TABLE 3 Comparison of production cost increases with the addition of CO2 capture

  POWER GENERATION HIGHER COST CO2 CAPTURE FROM INDUSTRIAL SOURCES LOWER COST CO2 CAPTURE FROM INDUSTRIAL SOURCES
  Post-combustion Oxyfuel IGCC NGCC Steel production Cement production Natural gas processing Fertiliser production
Percentage increase in cost of production with CCS (first-of-a-kind) 61–76 53–65 37 40 10–14 39–52 1 3

Source: Global CCS Insitute and WorleyParsons (2011).

As pointed out in Chapter 1, by 2050, the role of CCS in decarbonising energy emissions is evenly split between capturing emissions in the power sector and industrial sector, meaning that demonstration projects are needed now to support significant commercial deployment prior to 2050. If CCS were to be excluded as a technology option in the electricity sector, the IEA (2012b) states that investment costs would increase by 40 per cent, or approximately US$3 trillion, over the period to draw on relatively more expensive abatement options to provide electricity.

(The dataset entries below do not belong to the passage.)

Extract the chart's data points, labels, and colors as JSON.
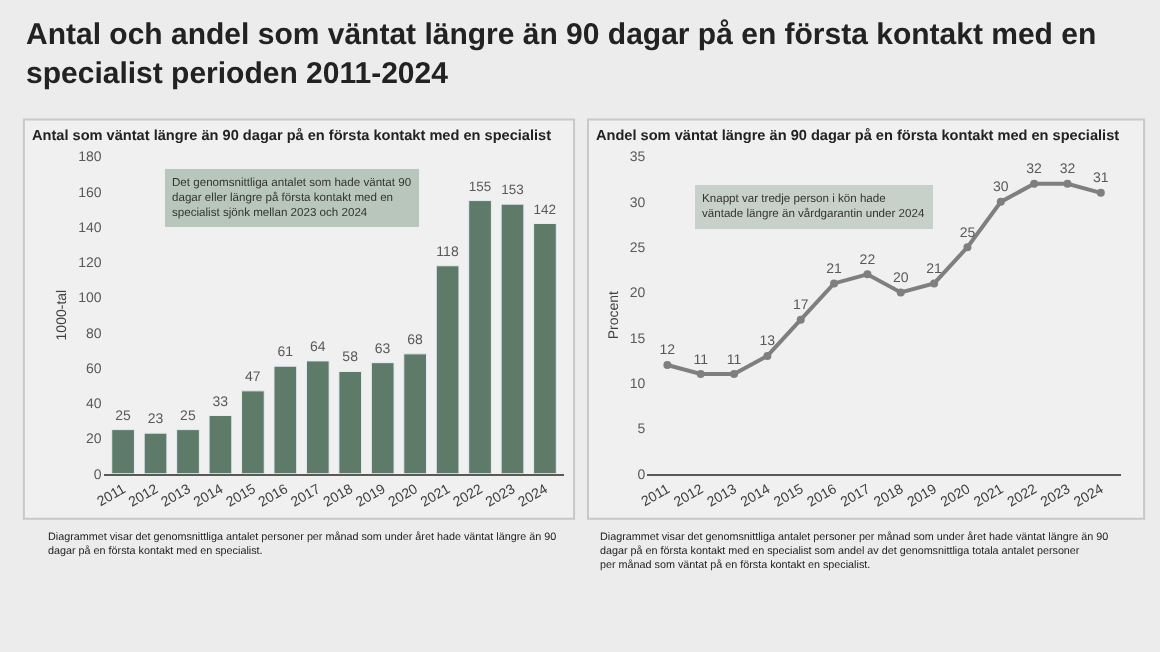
{
  "chart_data": [
    {
      "type": "bar",
      "title": "Antal och andel som väntat längre än 90 dagar på en första kontakt med en specialist perioden 2011-2024",
      "subtitle": "Antal som väntat längre än 90 dagar på en första kontakt med en specialist",
      "ylabel": "1000-tal",
      "categories": [
        "2011",
        "2012",
        "2013",
        "2014",
        "2015",
        "2016",
        "2017",
        "2018",
        "2019",
        "2020",
        "2021",
        "2022",
        "2023",
        "2024"
      ],
      "values": [
        25,
        23,
        25,
        33,
        47,
        61,
        64,
        58,
        63,
        68,
        118,
        155,
        153,
        142
      ],
      "color": "#5e7a68",
      "ylim": [
        0,
        180
      ],
      "yticks": [
        0,
        20,
        40,
        60,
        80,
        100,
        120,
        140,
        160,
        180
      ],
      "data_labels": true,
      "annotations": [
        "Det genomsnittliga antalet som hade väntat 90 dagar eller längre på första kontakt med en specialist sjönk mellan 2023 och 2024",
        "Diagrammet visar det genomsnittliga antalet personer per månad som under året hade väntat längre än 90 dagar på en första kontakt med en specialist."
      ]
    },
    {
      "type": "line",
      "title": "Andel som väntat längre än 90 dagar på en första kontakt med en specialist",
      "ylabel": "Procent",
      "categories": [
        "2011",
        "2012",
        "2013",
        "2014",
        "2015",
        "2016",
        "2017",
        "2018",
        "2019",
        "2020",
        "2021",
        "2022",
        "2023",
        "2024"
      ],
      "values": [
        12,
        11,
        11,
        13,
        17,
        21,
        22,
        20,
        21,
        25,
        30,
        32,
        32,
        31
      ],
      "color": "#7f7f7f",
      "marker": "circle",
      "ylim": [
        0,
        35
      ],
      "yticks": [
        0,
        5,
        10,
        15,
        20,
        25,
        30,
        35
      ],
      "data_labels": true,
      "annotations": [
        "Knappt var tredje person i kön hade väntade längre än vårdgarantin under 2024",
        "Diagrammet visar det genomsnittliga antalet personer per månad som under året hade väntat längre än 90 dagar på en första kontakt med en specialist som andel av det genomsnittliga totala antalet personer per månad som väntat på en första kontakt en specialist."
      ]
    }
  ]
}
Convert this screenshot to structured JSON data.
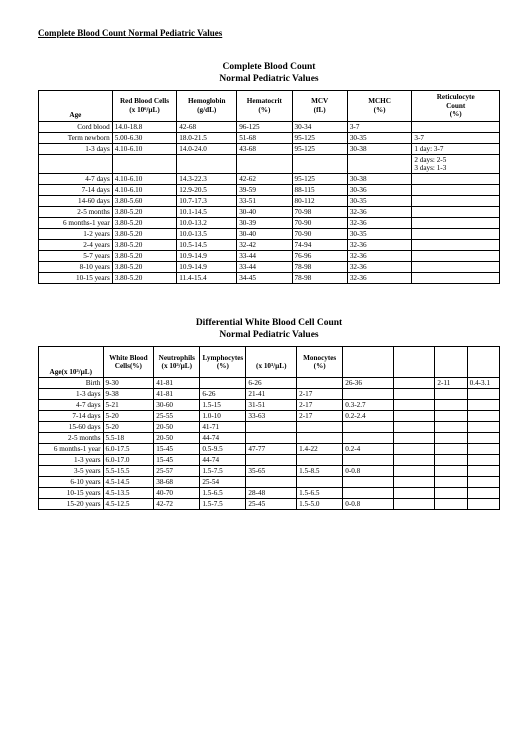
{
  "doc_title": "Complete Blood Count Normal Pediatric Values",
  "table1": {
    "title_line1": "Complete Blood Count",
    "title_line2": "Normal Pediatric Values",
    "headers": {
      "age": "Age",
      "rbc_l1": "Red Blood Cells",
      "rbc_l2": "(x 10⁶/µL)",
      "hgb_l1": "Hemoglobin",
      "hgb_l2": "(g/dL)",
      "hct_l1": "Hematocrit",
      "hct_l2": "(%)",
      "mcv_l1": "MCV",
      "mcv_l2": "(fL)",
      "mchc_l1": "MCHC",
      "mchc_l2": "(%)",
      "ret_l1": "Reticulocyte",
      "ret_l2": "Count",
      "ret_l3": "(%)"
    },
    "rows": [
      {
        "age": "Cord blood",
        "rbc": "14.0-18.8",
        "hgb": "42-68",
        "hct": "96-125",
        "mcv": "30-34",
        "mchc": "3-7",
        "ret": ""
      },
      {
        "age": "Term newborn",
        "rbc": "5.00-6.30",
        "hgb": "18.0-21.5",
        "hct": "51-68",
        "mcv": "95-125",
        "mchc": "30-35",
        "ret": "3-7"
      },
      {
        "age": "1-3 days",
        "rbc": "4.10-6.10",
        "hgb": "14.0-24.0",
        "hct": "43-68",
        "mcv": "95-125",
        "mchc": "30-38",
        "ret": "1 day: 3-7"
      },
      {
        "age": "",
        "rbc": "",
        "hgb": "",
        "hct": "",
        "mcv": "",
        "mchc": "",
        "ret": "2 days: 2-5\n3 days: 1-3"
      },
      {
        "age": "4-7 days",
        "rbc": "4.10-6.10",
        "hgb": "14.3-22.3",
        "hct": "42-62",
        "mcv": "95-125",
        "mchc": "30-38",
        "ret": ""
      },
      {
        "age": "7-14 days",
        "rbc": "4.10-6.10",
        "hgb": "12.9-20.5",
        "hct": "39-59",
        "mcv": "88-115",
        "mchc": "30-36",
        "ret": ""
      },
      {
        "age": "14-60 days",
        "rbc": "3.80-5.60",
        "hgb": "10.7-17.3",
        "hct": "33-51",
        "mcv": "80-112",
        "mchc": "30-35",
        "ret": ""
      },
      {
        "age": "2-5 months",
        "rbc": "3.80-5.20",
        "hgb": "10.1-14.5",
        "hct": "30-40",
        "mcv": "70-98",
        "mchc": "32-36",
        "ret": ""
      },
      {
        "age": "6 months-1 year",
        "rbc": "3.80-5.20",
        "hgb": "10.0-13.2",
        "hct": "30-39",
        "mcv": "70-90",
        "mchc": "32-36",
        "ret": ""
      },
      {
        "age": "1-2 years",
        "rbc": "3.80-5.20",
        "hgb": "10.0-13.5",
        "hct": "30-40",
        "mcv": "70-90",
        "mchc": "30-35",
        "ret": ""
      },
      {
        "age": "2-4 years",
        "rbc": "3.80-5.20",
        "hgb": "10.5-14.5",
        "hct": "32-42",
        "mcv": "74-94",
        "mchc": "32-36",
        "ret": ""
      },
      {
        "age": "5-7 years",
        "rbc": "3.80-5.20",
        "hgb": "10.9-14.9",
        "hct": "33-44",
        "mcv": "76-96",
        "mchc": "32-36",
        "ret": ""
      },
      {
        "age": "8-10 years",
        "rbc": "3.80-5.20",
        "hgb": "10.9-14.9",
        "hct": "33-44",
        "mcv": "78-98",
        "mchc": "32-36",
        "ret": ""
      },
      {
        "age": "10-15 years",
        "rbc": "3.80-5.20",
        "hgb": "11.4-15.4",
        "hct": "34-45",
        "mcv": "78-98",
        "mchc": "32-36",
        "ret": ""
      }
    ]
  },
  "table2": {
    "title_line1": "Differential White Blood Cell Count",
    "title_line2": "Normal Pediatric Values",
    "headers": {
      "age": "Age",
      "wbc_l1": "White Blood",
      "wbc_l2": "Cells",
      "wbc_l3": "(x 10³/µL)",
      "neut_l1": "Neutrophils",
      "neut_l2": "(%)",
      "neut_abs": "(x 10³/µL)",
      "lymph_l1": "Lymphocytes",
      "lymph_pct": "(%)",
      "lymph_abs": "(x 10³/µL)",
      "mono_l1": "Monocytes",
      "mono_pct": "(%)",
      "eo": "",
      "ba": ""
    },
    "rows": [
      {
        "age": "Birth",
        "c1": "9-30",
        "c2": "41-81",
        "c3": "",
        "c4": "6-26",
        "c5": "",
        "c6": "26-36",
        "c7": "",
        "c8": "2-11",
        "c9": "0.4-3.1"
      },
      {
        "age": "1-3 days",
        "c1": "9-38",
        "c2": "41-81",
        "c3": "6-26",
        "c4": "21-41",
        "c5": "2-17",
        "c6": "",
        "c7": "",
        "c8": "",
        "c9": ""
      },
      {
        "age": "4-7 days",
        "c1": "5-21",
        "c2": "30-60",
        "c3": "1.5-15",
        "c4": "31-51",
        "c5": "2-17",
        "c6": "0.3-2.7",
        "c7": "",
        "c8": "",
        "c9": ""
      },
      {
        "age": "7-14 days",
        "c1": "5-20",
        "c2": "25-55",
        "c3": "1.0-10",
        "c4": "33-63",
        "c5": "2-17",
        "c6": "0.2-2.4",
        "c7": "",
        "c8": "",
        "c9": ""
      },
      {
        "age": "15-60 days",
        "c1": "5-20",
        "c2": "20-50",
        "c3": "41-71",
        "c4": "",
        "c5": "",
        "c6": "",
        "c7": "",
        "c8": "",
        "c9": ""
      },
      {
        "age": "2-5 months",
        "c1": "5.5-18",
        "c2": "20-50",
        "c3": "44-74",
        "c4": "",
        "c5": "",
        "c6": "",
        "c7": "",
        "c8": "",
        "c9": ""
      },
      {
        "age": "6 months-1 year",
        "c1": "6.0-17.5",
        "c2": "15-45",
        "c3": "0.5-9.5",
        "c4": "47-77",
        "c5": "1.4-22",
        "c6": "0.2-4",
        "c7": "",
        "c8": "",
        "c9": ""
      },
      {
        "age": "1-3 years",
        "c1": "6.0-17.0",
        "c2": "15-45",
        "c3": "44-74",
        "c4": "",
        "c5": "",
        "c6": "",
        "c7": "",
        "c8": "",
        "c9": ""
      },
      {
        "age": "3-5 years",
        "c1": "5.5-15.5",
        "c2": "25-57",
        "c3": "1.5-7.5",
        "c4": "35-65",
        "c5": "1.5-8.5",
        "c6": "0-0.8",
        "c7": "",
        "c8": "",
        "c9": ""
      },
      {
        "age": "6-10 years",
        "c1": "4.5-14.5",
        "c2": "38-68",
        "c3": "25-54",
        "c4": "",
        "c5": "",
        "c6": "",
        "c7": "",
        "c8": "",
        "c9": ""
      },
      {
        "age": "10-15 years",
        "c1": "4.5-13.5",
        "c2": "40-70",
        "c3": "1.5-6.5",
        "c4": "28-48",
        "c5": "1.5-6.5",
        "c6": "",
        "c7": "",
        "c8": "",
        "c9": ""
      },
      {
        "age": "15-20 years",
        "c1": "4.5-12.5",
        "c2": "42-72",
        "c3": "1.5-7.5",
        "c4": "25-45",
        "c5": "1.5-5.0",
        "c6": "0-0.8",
        "c7": "",
        "c8": "",
        "c9": ""
      }
    ]
  }
}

CCS, as a range of technologies applicable to a number of power and industrial applications, is currently considered to be in a pre-commercial stage in many of those applications and only at the pilot stage for several of them (such as iron and steel or cement applications).

Governments around the world are seeking to advance the development of CCS applications, particularly in the high-cost, low CO2 concentration power generation sector as well as iron and steel and cement production, through support for demonstration projects. Improved understanding of the cost and performance of large-scale CCS plants is a key motivation for these demonstration projects.